On the other hand, the Abrigo de Valmayor XI (approximately 5,600-5,000 B.C.) is an unusual site as it is hidden beneath the waters of the Mequinenza Reservoir. In 2009 the latter fell to 46 per cent of its capacity to reveal the site. The researchers excavated there immediately but this has not been possible again. “We have not been able to return because the water level has not fallen again. Here we found a very interesting sequence of strata with a Mesolithic level, a Mesolithic level with ceramics, and a Neolithic level, and up to a point this interaction can be seen”, Rojo points out.

 

A life of migrant shepherds


On the contrary, the ecology of the Els Trocs Cave is an upland one and here we find true colonisation. “The cave was first occupied during the Neolithic by populations that were already consolidated and which exploited the environment in a relatively developed manner, practising transhumance and only living there in the spring. This is why 80 to 90 per cent of the 23,000 bones that have been found are of sheep and goats”, the research director summarises.
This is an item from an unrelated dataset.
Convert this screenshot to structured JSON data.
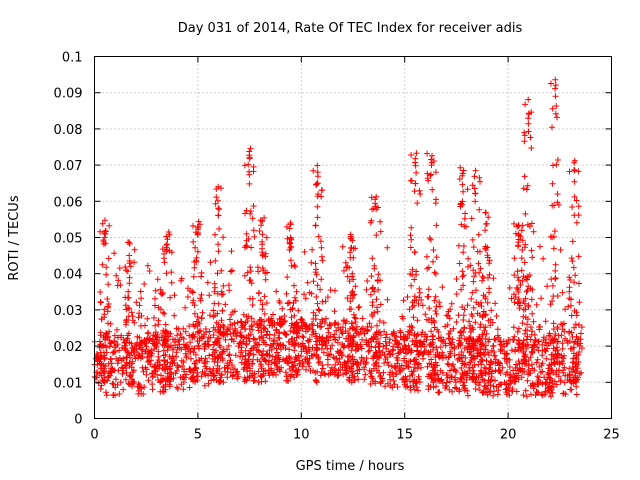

Since 2009 Els Trocs has been excavated for five seasons with the participation not only of researchers from the University of Valladolid, but also of specialists from the Universidad Autónoma de Madrid and the University of the Basque Country, technicians from the Regional Government of Aragon, and other collaborators such as professional archaeologists and PhD students.


The excavations have been financed by the National Plan project and also by the German Foundation for Research, the Agriwestmed project financed by the European Research Council and led by the researcher Leonor Peña Chocarro of the Higher Council for Scientific Research (Consejo Superior de Investigaciones Científicas, CSIC), the Regional Government of Aragon, and the Arcadia Institute for Cultural Promotion directed by Manuel Rojo Guerra himself.


Paths of the Neolithic II


The project Paths of the Neolithic II: analysis and documentation will study and record all the material from the Els Trocs Cave. In addition to the huge number of sheep and goats, it has also been possible to extract well preserved nuclear DNA from the cave and some 50.000 fragments of ceramics. “When the first inhabitants reached this cold wet cave, they paved the whole of the floor with ceramics. This is why we are finding several superimposed layers of ceramics. We have calculated from the number of the fragments of decorated pieces that we will have to draw some 4,000 items”, the researcher declares.


The idea is therefore to use a different documentation system based on photogrammetry (a technique that allows the determining of the geometric properties of objects and spatial situations from photographs). Instead of drawing each item by hand therefore, the profile will be represented and the photograph will be superimposed in 3D. “This procedure is quicker and will reflect the volumes faithfully”, he concludes.